How do you think about the relationship between the privatization of the internet and the privatization of the media system?
One can’t understand the privatization of the internet, or the social damage that has been generated through the privatization of the internet, without situating both within the broader history of a highly commercialized media system.
As Victor Pickard’s work has shown, there have been very strong incompatibilities between the profit motive—which has dominated American media, because we have weak systems of public media provision—and media’s ability to provide reliable information.
Commercialism has always produced a tendency towards sensationalism, and further, it has often silenced or sidelined oppositional voices in favor of those who have most power.
Unfortunately, these tendencies have been magnified by the digitization of our media sphere. To some extent, insights we’ve derived from looking at the broader history of commercialized media can be applied to the contemporary internet. But it’s also a very dispiriting realization. We’re facing modulations of deeper issues that have been at work throughout the history of capitalism. That’s depressing.
Fortunately, Victor always says it with a smile.
He is a very cheery person.
You’ve got to be.
Helps swallow the truth.
Exactly.
So, the alternatives to both the privatized internet and this highly commercialized media system are linked.
The task of building a saner media sphere is not just linked, but almost synonymous with the task of building a democratic internet. Those two feel almost completely fused, to my mind, or perhaps they tackle different aspects of the same problem.
Certainly one of the many problems with the contemporary internet is the poor quality of the information that passes through it. In mainstream media, this problem is often glossed as disinformation. But I would put a slightly different emphasis on this. When you have the incentive to maximize user engagement—as a platform like Facebook does, collecting as much user information as possible in order to monetize it through the sale of advertising—you create a system with a very strong, built-in tendency to prioritize sensationalistic content. That tendency now takes an algorithmic form, but it is in fact a continuation of an earlier trend within commercialized media.

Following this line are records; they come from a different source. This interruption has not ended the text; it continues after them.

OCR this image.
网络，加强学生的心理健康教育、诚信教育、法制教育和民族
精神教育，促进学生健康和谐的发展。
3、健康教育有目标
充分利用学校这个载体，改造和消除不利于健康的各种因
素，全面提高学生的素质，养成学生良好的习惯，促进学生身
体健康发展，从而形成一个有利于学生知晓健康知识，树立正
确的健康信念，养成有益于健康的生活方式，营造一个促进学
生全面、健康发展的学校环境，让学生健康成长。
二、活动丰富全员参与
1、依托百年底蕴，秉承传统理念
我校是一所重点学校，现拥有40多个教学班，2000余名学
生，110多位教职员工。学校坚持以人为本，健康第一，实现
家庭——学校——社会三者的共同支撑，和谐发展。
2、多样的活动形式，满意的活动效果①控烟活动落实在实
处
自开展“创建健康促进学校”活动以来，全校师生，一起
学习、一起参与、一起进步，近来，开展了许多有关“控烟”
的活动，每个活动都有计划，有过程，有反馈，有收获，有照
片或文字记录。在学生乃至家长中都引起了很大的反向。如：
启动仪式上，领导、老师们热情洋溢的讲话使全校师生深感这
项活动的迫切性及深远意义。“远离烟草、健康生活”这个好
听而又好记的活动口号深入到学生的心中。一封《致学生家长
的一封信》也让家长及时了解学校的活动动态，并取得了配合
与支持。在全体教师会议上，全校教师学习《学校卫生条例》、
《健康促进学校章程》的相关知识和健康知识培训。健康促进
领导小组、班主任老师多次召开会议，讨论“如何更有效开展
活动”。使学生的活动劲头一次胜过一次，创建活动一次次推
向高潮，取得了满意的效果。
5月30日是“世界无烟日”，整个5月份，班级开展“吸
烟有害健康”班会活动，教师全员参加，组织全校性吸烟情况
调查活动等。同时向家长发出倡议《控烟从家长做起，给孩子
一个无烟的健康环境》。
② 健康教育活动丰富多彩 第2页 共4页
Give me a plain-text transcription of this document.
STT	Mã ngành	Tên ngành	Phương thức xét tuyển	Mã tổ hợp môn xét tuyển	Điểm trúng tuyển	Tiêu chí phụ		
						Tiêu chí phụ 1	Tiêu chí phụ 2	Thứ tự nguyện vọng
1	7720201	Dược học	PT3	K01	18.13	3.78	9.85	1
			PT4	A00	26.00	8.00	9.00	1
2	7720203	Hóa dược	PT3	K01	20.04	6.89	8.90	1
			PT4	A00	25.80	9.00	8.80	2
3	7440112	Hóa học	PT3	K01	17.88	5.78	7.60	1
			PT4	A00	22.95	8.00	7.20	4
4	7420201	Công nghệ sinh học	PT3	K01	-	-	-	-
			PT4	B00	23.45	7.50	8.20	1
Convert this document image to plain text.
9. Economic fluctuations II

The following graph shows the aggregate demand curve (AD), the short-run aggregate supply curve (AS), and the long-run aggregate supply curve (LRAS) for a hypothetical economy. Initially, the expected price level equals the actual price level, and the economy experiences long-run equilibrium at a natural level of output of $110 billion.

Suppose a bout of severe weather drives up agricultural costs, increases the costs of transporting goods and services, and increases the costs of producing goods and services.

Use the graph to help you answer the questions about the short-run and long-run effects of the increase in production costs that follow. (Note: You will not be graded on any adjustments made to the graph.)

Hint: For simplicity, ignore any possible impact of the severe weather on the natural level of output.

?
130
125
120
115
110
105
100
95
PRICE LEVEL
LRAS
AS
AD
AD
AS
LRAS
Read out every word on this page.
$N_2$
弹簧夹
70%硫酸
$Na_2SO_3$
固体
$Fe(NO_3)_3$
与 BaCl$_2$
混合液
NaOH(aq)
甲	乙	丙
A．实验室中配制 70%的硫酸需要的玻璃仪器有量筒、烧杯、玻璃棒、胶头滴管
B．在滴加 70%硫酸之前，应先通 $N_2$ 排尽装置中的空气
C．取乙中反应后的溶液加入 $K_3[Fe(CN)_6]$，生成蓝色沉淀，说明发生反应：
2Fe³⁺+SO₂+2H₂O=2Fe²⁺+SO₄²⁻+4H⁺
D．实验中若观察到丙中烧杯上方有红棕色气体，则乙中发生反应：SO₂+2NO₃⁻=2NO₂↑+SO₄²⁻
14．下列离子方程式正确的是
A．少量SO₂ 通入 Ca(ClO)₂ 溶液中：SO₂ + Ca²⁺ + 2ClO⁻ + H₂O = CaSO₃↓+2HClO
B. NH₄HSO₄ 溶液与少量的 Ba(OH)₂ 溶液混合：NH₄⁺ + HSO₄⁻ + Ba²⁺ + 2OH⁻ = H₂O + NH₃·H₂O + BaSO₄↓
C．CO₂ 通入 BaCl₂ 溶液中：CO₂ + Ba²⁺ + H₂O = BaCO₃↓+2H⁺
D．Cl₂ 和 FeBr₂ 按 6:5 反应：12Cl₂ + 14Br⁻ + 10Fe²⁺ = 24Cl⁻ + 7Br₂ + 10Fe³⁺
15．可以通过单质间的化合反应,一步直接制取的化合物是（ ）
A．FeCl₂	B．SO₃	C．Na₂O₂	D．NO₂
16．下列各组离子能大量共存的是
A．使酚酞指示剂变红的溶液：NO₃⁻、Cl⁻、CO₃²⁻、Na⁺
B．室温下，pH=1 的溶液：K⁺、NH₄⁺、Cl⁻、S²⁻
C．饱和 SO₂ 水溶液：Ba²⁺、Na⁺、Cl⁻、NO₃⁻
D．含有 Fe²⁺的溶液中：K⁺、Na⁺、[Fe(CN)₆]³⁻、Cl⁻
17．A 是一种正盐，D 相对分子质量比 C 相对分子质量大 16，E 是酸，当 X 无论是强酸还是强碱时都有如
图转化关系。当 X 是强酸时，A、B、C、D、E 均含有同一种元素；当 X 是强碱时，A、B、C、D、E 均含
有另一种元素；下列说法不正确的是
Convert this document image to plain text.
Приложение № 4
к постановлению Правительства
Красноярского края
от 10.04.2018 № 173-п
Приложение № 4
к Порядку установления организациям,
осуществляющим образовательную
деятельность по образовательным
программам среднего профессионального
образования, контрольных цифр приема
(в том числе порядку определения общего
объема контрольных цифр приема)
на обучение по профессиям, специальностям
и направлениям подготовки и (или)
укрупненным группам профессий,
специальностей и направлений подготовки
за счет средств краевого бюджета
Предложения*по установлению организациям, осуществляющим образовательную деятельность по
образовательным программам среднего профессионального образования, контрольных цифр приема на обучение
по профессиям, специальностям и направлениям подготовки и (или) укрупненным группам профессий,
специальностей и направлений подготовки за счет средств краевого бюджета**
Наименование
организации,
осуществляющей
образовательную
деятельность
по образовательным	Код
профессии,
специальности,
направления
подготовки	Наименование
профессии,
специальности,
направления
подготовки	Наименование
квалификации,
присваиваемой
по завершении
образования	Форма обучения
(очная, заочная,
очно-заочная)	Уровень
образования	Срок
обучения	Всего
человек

One part of the solution will be creating online spaces with better incentives built in. But the other part is to build systems that are capable of supplying better forms of content. That’s where community media centers, and public investment in media production, come in. If there is a fundamental incompatibility between treating media as a business, and media’s capacity to provide reliable information, then we have to develop media models that weaken—and perhaps ultimately eliminate—the role of the profit motive completely.